Menaces to the last Bornean elephants

These gentle creatures are now menaced by the shrinking and fragmentation of their habitat, the forests.

"Driven by surging demand from the biofuels industry, the forest is being converted to palm oil plantations at increasing rates. And unfortunately, oil palm plantations are to elephants what a candy store is to little kids - they just love them," said Stuewe.

This brings them in conflict with humans, who regard the elephants as a pest and kill them. A 2007 survey estimated that a little over 1,000 individuals of Borneo elephants are left alive at the moment.

"The only hope for these elephants now is protection of the lowland forest as nature reserves or sustainably managed logging concessions," said Stuewe. "The palm oil expansion threatens a host of species on Borneo. One ultimately hopes that some of the expansions of the oil palm industry are going to be controlled and done in an appropriate way so that the whole suite of species at risk isn't wiped out," Hedges added.

Satellite tracking revealed that the remaining herds of Borneo elephants prefer jungles on flat lowlands and in river valleys, the same areas preferred by loggers and for oil palm plantations. Human activity pushed elephants to unsuitable swamp areas and restricted their ranges to narrow corridors. About 40% of forest cover in Sabah has been lost to logging, plantations and human settlement over the last four decades.
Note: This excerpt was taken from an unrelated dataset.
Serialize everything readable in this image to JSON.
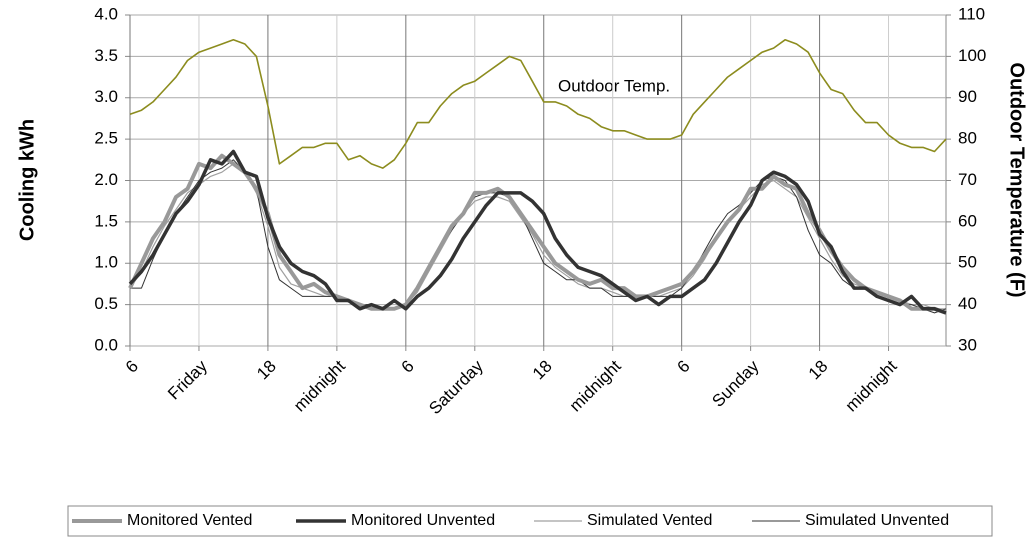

Some of the elephants forage five times more than normally due to the human impact. A herd of up to 45 elephants normally moved up to 1.2 miles (2 km) a day, but now they are forced to move 3.9 miles (6.4 km) daily. These elephants can ingest up to 150 kilograms (330 pounds) of vegetation daily, from palms to grasses and wild bananas. One of their delicacies is the large thorny durian fruit, that has what has been called the worst smell in the world. These elephants often roll the entire fruit in mud so they can swallow it, spikes and all. The seeds pass unaffected through the elephant's gut and the animal further disperses the remains of the tree. It is one of the elephant's ecological roles.